(3x + 5) is a factor of the polynomial (a - 1)x³ + (a + 1)x² - (2a + 1)x - 15. Find the value of 'a'. For this value of 'a', factorise the given polynomial completely.
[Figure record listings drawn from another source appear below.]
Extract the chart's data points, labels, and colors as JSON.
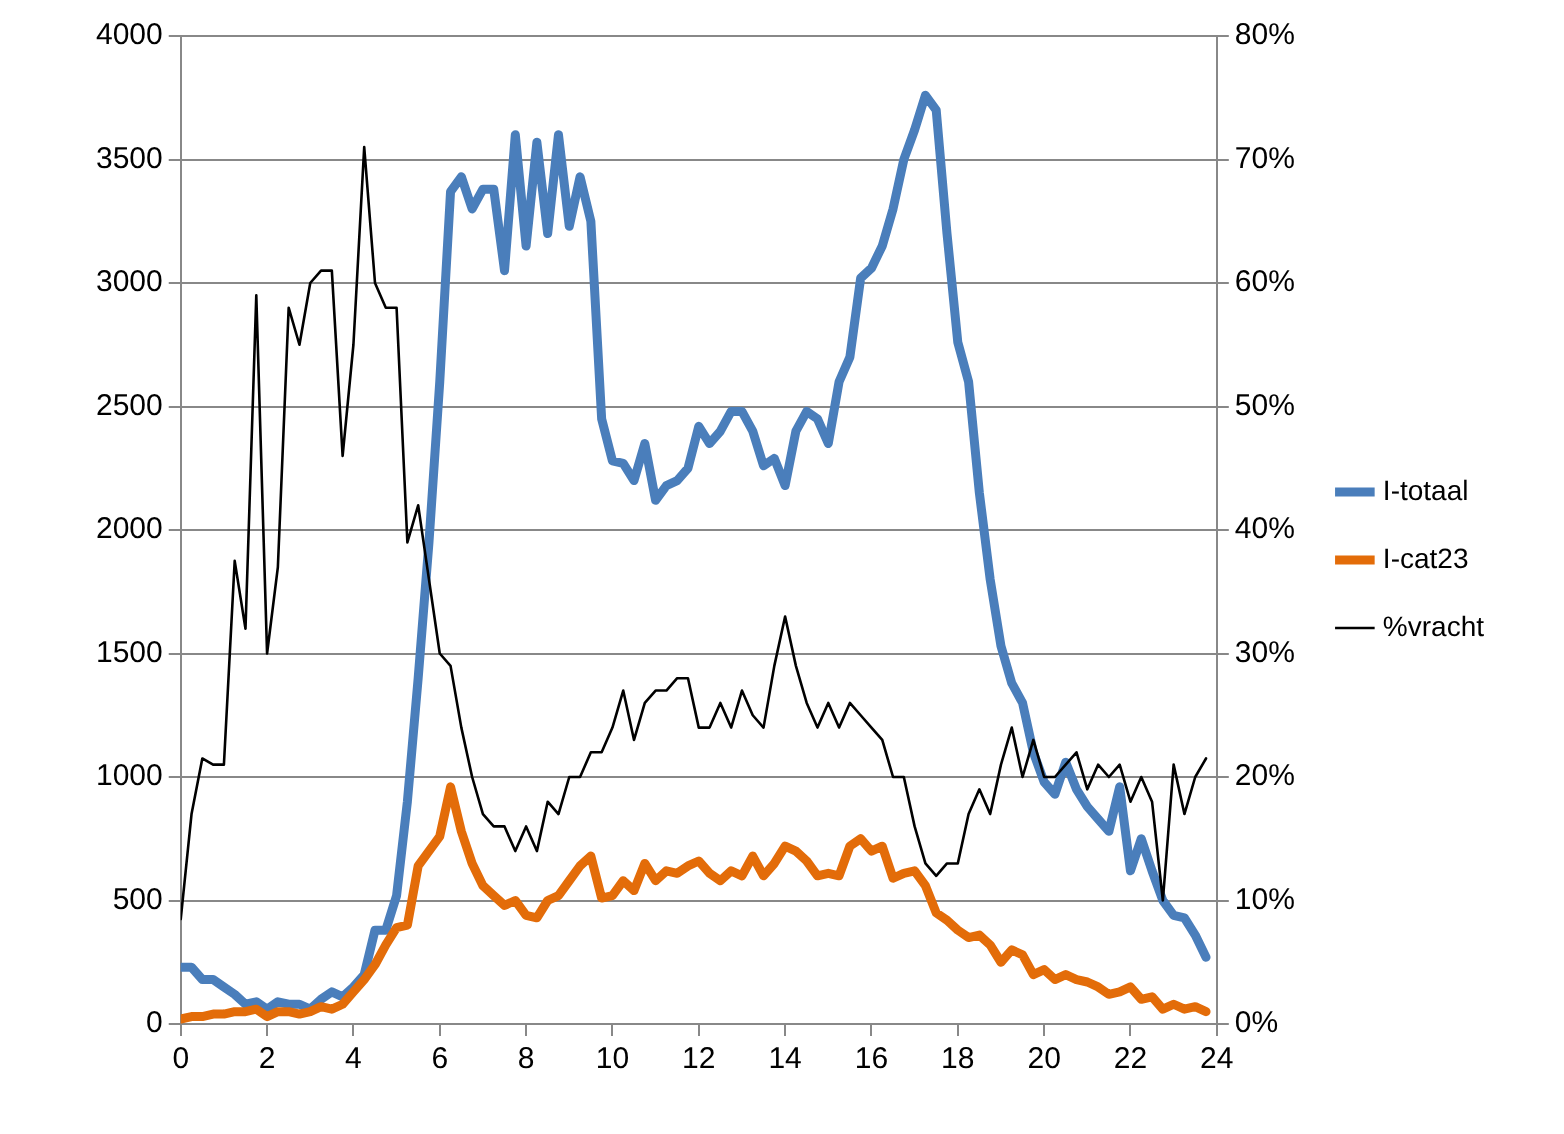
{
  "chart_data": {
    "type": "line",
    "x": [
      0,
      0.25,
      0.5,
      0.75,
      1,
      1.25,
      1.5,
      1.75,
      2,
      2.25,
      2.5,
      2.75,
      3,
      3.25,
      3.5,
      3.75,
      4,
      4.25,
      4.5,
      4.75,
      5,
      5.25,
      5.5,
      5.75,
      6,
      6.25,
      6.5,
      6.75,
      7,
      7.25,
      7.5,
      7.75,
      8,
      8.25,
      8.5,
      8.75,
      9,
      9.25,
      9.5,
      9.75,
      10,
      10.25,
      10.5,
      10.75,
      11,
      11.25,
      11.5,
      11.75,
      12,
      12.25,
      12.5,
      12.75,
      13,
      13.25,
      13.5,
      13.75,
      14,
      14.25,
      14.5,
      14.75,
      15,
      15.25,
      15.5,
      15.75,
      16,
      16.25,
      16.5,
      16.75,
      17,
      17.25,
      17.5,
      17.75,
      18,
      18.25,
      18.5,
      18.75,
      19,
      19.25,
      19.5,
      19.75,
      20,
      20.25,
      20.5,
      20.75,
      21,
      21.25,
      21.5,
      21.75,
      22,
      22.25,
      22.5,
      22.75,
      23,
      23.25,
      23.5,
      23.75
    ],
    "series": [
      {
        "name": "I-totaal",
        "color": "#4a7ebb",
        "values": [
          230,
          230,
          180,
          180,
          150,
          120,
          80,
          90,
          60,
          90,
          80,
          80,
          60,
          100,
          130,
          110,
          150,
          200,
          380,
          380,
          520,
          900,
          1400,
          1950,
          2600,
          3370,
          3430,
          3300,
          3380,
          3380,
          3050,
          3600,
          3150,
          3570,
          3200,
          3600,
          3230,
          3430,
          3250,
          2450,
          2280,
          2270,
          2200,
          2350,
          2120,
          2180,
          2200,
          2250,
          2420,
          2350,
          2400,
          2480,
          2480,
          2400,
          2260,
          2290,
          2180,
          2400,
          2480,
          2450,
          2350,
          2600,
          2700,
          3020,
          3060,
          3150,
          3300,
          3500,
          3620,
          3760,
          3700,
          3200,
          2760,
          2600,
          2150,
          1800,
          1530,
          1380,
          1300,
          1100,
          980,
          930,
          1060,
          950,
          880,
          830,
          780,
          960,
          620,
          750,
          620,
          500,
          440,
          430,
          360,
          270
        ]
      },
      {
        "name": "I-cat23",
        "color": "#e36c09",
        "values": [
          20,
          30,
          30,
          40,
          40,
          50,
          50,
          60,
          30,
          50,
          50,
          40,
          50,
          70,
          60,
          80,
          130,
          180,
          240,
          320,
          390,
          400,
          640,
          700,
          760,
          960,
          780,
          650,
          560,
          520,
          480,
          500,
          440,
          430,
          500,
          520,
          580,
          640,
          680,
          510,
          520,
          580,
          540,
          650,
          580,
          620,
          610,
          640,
          660,
          610,
          580,
          620,
          600,
          680,
          600,
          650,
          720,
          700,
          660,
          600,
          610,
          600,
          720,
          750,
          700,
          720,
          590,
          610,
          620,
          560,
          450,
          420,
          380,
          350,
          360,
          320,
          250,
          300,
          280,
          200,
          220,
          180,
          200,
          180,
          170,
          150,
          120,
          130,
          150,
          100,
          110,
          60,
          80,
          60,
          70,
          50
        ]
      },
      {
        "name": "%vracht",
        "color": "#000000",
        "axis": "y2",
        "values": [
          8.5,
          17,
          21.5,
          21,
          21,
          37.5,
          32,
          59,
          30,
          37,
          58,
          55,
          60,
          61,
          61,
          46,
          55,
          71,
          60,
          58,
          58,
          39,
          42,
          36,
          30,
          29,
          24,
          20,
          17,
          16,
          16,
          14,
          16,
          14,
          18,
          17,
          20,
          20,
          22,
          22,
          24,
          27,
          23,
          26,
          27,
          27,
          28,
          28,
          24,
          24,
          26,
          24,
          27,
          25,
          24,
          29,
          33,
          29,
          26,
          24,
          26,
          24,
          26,
          25,
          24,
          23,
          20,
          20,
          16,
          13,
          12,
          13,
          13,
          17,
          19,
          17,
          21,
          24,
          20,
          23,
          20,
          20,
          21,
          22,
          19,
          21,
          20,
          21,
          18,
          20,
          18,
          10,
          21,
          17,
          20,
          21.5
        ]
      }
    ],
    "xlim": [
      0,
      24
    ],
    "xticks": [
      0,
      2,
      4,
      6,
      8,
      10,
      12,
      14,
      16,
      18,
      20,
      22,
      24
    ],
    "ylim": [
      0,
      4000
    ],
    "yticks": [
      0,
      500,
      1000,
      1500,
      2000,
      2500,
      3000,
      3500,
      4000
    ],
    "y2lim": [
      0,
      80
    ],
    "y2ticks": [
      {
        "value": 0,
        "label": "0%"
      },
      {
        "value": 10,
        "label": "10%"
      },
      {
        "value": 20,
        "label": "20%"
      },
      {
        "value": 30,
        "label": "30%"
      },
      {
        "value": 40,
        "label": "40%"
      },
      {
        "value": 50,
        "label": "50%"
      },
      {
        "value": 60,
        "label": "60%"
      },
      {
        "value": 70,
        "label": "70%"
      },
      {
        "value": 80,
        "label": "80%"
      }
    ],
    "grid": "y",
    "legend": "right",
    "marker": "none",
    "line_style": "solid"
  }
}
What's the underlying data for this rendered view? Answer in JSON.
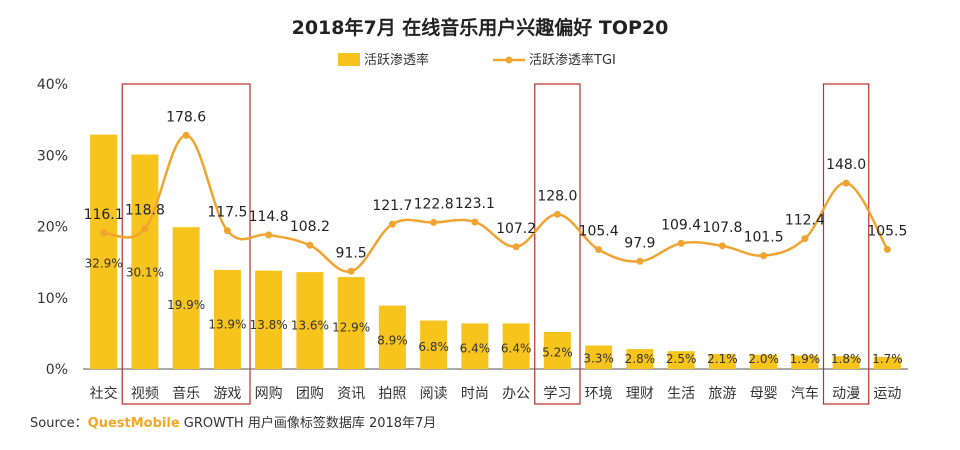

3x + 5 = 0 ⇒ x = -$\dfrac{5}{3}$

Since, (3x + 5) is a factor of the polynomial (a - 1)x³ + (a + 1)x² - (2a + 1)x - 15. Substituting x = -$\dfrac{5}{3}$ in (a - 1)x³ + (a + 1)x² - (2a + 1)x - 15, remainder = 0.

$\Rightarrow (a - 1)\Big(-\dfrac{5}{3}\Big)^3 + (a + 1)\Big(-\dfrac{5}{3}\Big)^2 - (2a + 1)\Big(-\dfrac{5}{3}\Big) - 15 = 0 \\[1em] \Rightarrow (a - 1)\Big(-\dfrac{125}{27}\Big) + (a + 1)\Big(\dfrac{25}{9}\Big) + \dfrac{10a + 5}{3} - 15 = 0 \\[1em] \Rightarrow \dfrac{-125a + 125}{27} + \dfrac{25a + 25}{9} + \dfrac{10a + 5}{3} = 15 \\[1em] \Rightarrow \dfrac{-125a + 125 + 75a + 75 + 90a + 45}{27} = 15 \\[1em] \Rightarrow 40a + 245 = 405 \\[1em] \Rightarrow 40a = 160 \\[1em] \Rightarrow a = 4.$

Substituting a = 4 in (a - 1)x³ + (a + 1)x² - (2a + 1)x - 15,

⇒ (4 - 1)x³ + (4 + 1)x² - (2(4) + 1)x - 15

⇒ 3x³ + 5x² - 9x - 15

⇒ x²(3x + 5) - 3(3x + 5)

⇒ (x² - 3)(3x + 5)

⇒ $(x - \sqrt{3})(x + \sqrt{3})(3x + 5)$

Hence, a = 4 and 3x³ + 5x² - 9x - 15 = $(x - \sqrt{3})(x + \sqrt{3})(3x + 5)$.